Research Paper Volume 11, Issue 22 pp 10284—10300
The anti-carcinogenesis properties of erianin in the modulation of oxidative stress-mediated apoptosis and immune response in liver cancer
- 1 School of Life Sciences, Jilin University, Changchun 130012, China
- 2 Zhuhai College of Jilin University, Jilin University, Zhuhai 519041, China
- 3 Department of Anesthesiology, The First Hospital of Jilin University, Changchun 130021, China
received: May 30, 2019 ; accepted: November 7, 2019 ; published: November 20, 2019 ;https://doi.org/10.18632/aging.102456
How to Cite
Copyright © 2019 Zhang et al. This is an open-access article distributed under the terms of the Creative Commons Attribution License (CC BY 3.0), which permits unrestricted use, distribution, and reproduction in any medium, provided the original author and source are credited.

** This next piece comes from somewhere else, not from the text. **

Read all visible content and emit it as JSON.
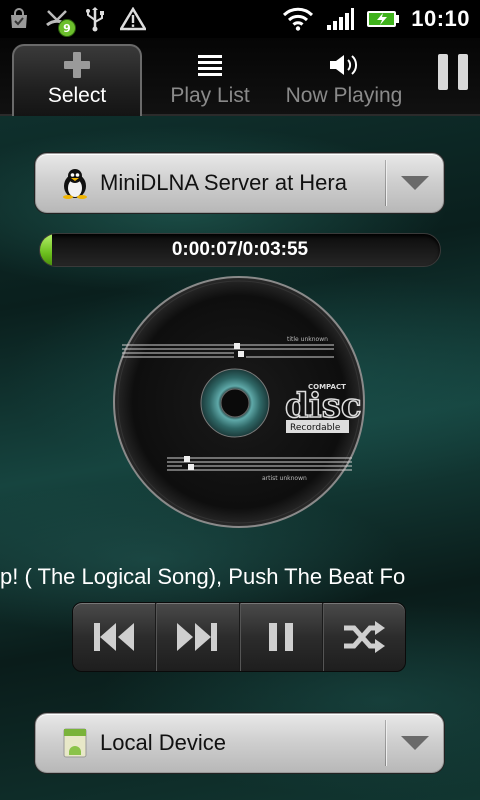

In this study, erianin was found to reduce the viability of cancer cells, inhibit their proliferation and migration, induce G2/M phase arrest, enhance cancer cell apoptosis, promote an increase in levels of intracellular reactive oxygen species and a decrease in mitochondrial membrane potential, and regulate the expression levels of anti- and pro-apoptosis-related proteins in HepG2 and SMMC-7721 cells. Erianin inhibited tumor growth in HepG2- and SMMC-7721-xenograft tumor nude mouse models, reduced the expression levels of anti-apoptosis proteins and enhanced the expression levels of pro-apoptosis proteins in tumor tissues. Erianin inhibited tumor growth in immunosuppressed BALB/c mice bearing heterotopic tumors. Among 111 types of cytokines detected in proteome profiling of tumor tissues, erianin substantially influenced levels of 38 types of cytokines in HepG2-xenografted tumors and of 15 types of cytokines in SMMC-7721-xenografted tumors, most of which are related to immune functions. Erianin strongly affected the serum levels of cytokines, and regulated the activation of nuclear factor-kappa B (NF-κB), and the expression levels of nuclear factor erythroid 2-related factor 2 (Nrf2) and its downstream proteins in spleen. The anti-liver cancer properties of erianin were found to be related mostly to its modulation of oxidative stress-mediated mitochondrial apoptosis and immune response.
Bcl-2: B-cell lymphoma 2; ELISA: enzyme-linked immunosorbent assay; Erk: extracellular regulated protein kinases; GAPDH: glyceraldehyde-3-phosphate dehydrogenase; GM-CSF: granulocyte-macrophage colony stimulating factor; HO: heme oxygenase; IKB-α: NF-kappa-B inhibitor alpha; IKK: IKB kinase; IL-6: interleukin-6; IL-10: interleukin-10; MMP: mitochondrial membrane potential; MMPs: matrix metalloproteinases; MMP-2: matrix metalloproteinase 2; MMP-9: matrix metalloproteinase 9; PUMA: p53 upregulated modulator of apoptosis; NF-κB: nuclear factor-kappa B; Nrf2: nuclear factor erythroid 2-related factor 2; PARP: poly ADP-ribose polymerase; PMSF: phenylmethanesulfonyl fluoride; RIPA: radioimmunoprecipitation assay; ROS: reactive oxygen species; SOD-1: Superoxide Dismutase-1; SOD-2: Superoxide Dismutase-2; TNF-α: tumor necrosis factor-α.